There is already a solution to this question on the site, but I just wanted to verify that my thought process to arrive at my solution was correct as well.
The question asked to show that the sequence of functions $f_{n}(x) = x^{n}$ does not converge uniformly to the function:
$$f(x) = \begin{cases} 0 &,\ 0 \leq x < 1 \\ 1 &,\ x = 1 \end{cases} $$
To work this out I approached things by using the case where $x \in [0,1)$. And as such I am left to find a scenario that staisfies:
$$|f_{n}(x) - f(x)| = |x^{n} - 0| \geq \epsilon$$
After algebra I construct an $x$ that would satisfy my desired result:
$$x \geq \sqrt[n]{\epsilon}$$.
So this means that as long as I choose any point $x$ in the interval I would arrive at this conclusion. Now this is satisfied as long as $0 < \epsilon < 1$. If $\epsilon > 1$ then choose my $x$ such that it satisfies $x \geq \sqrt[n]{\epsilon - \lfloor \epsilon \rfloor}$ (there is definitely an easier choice but I forgot what it was and I'm curious to see it).
So to now prove the statement, I would begin by choosing an $\epsilon$. For this let's say that $\epsilon = \frac{1}{2}$. Letting $x$ be such that it satisfies the property: $x \geq \sqrt[n]{\epsilon}$, this then means:
$$|f_{n}(x) - f(x)| = \bigg|\bigg(\bigg(\frac{1}{2}\bigg)^{\frac{1}{n}}\bigg)^{n} - 0 \bigg| = \frac{1}{2} \geq \epsilon = \frac{1}{2}$$
Which would satisfy the negation of the definition of uniform convergence.
Is this the way to approach such a question?
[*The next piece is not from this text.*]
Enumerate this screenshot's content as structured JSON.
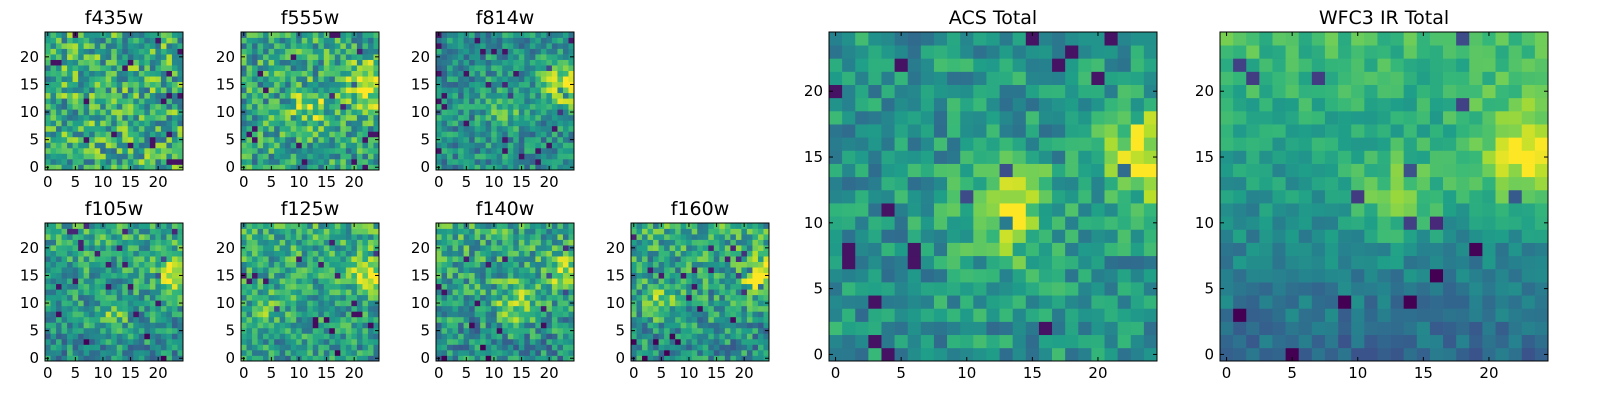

Also how to treat the case of $\epsilon > 1$ more cleanly?
Since you are going to apply your approach to $\varepsilon=\frac12$, there is no need for you to say what you would do if $\varepsilon>1$. And, if you felt that need, then you would also have to say what you would do if $\varepsilon=1$.
Other than that (and the fact that apparently you use the letters $n$ and $N$ for the same thing) it is correct.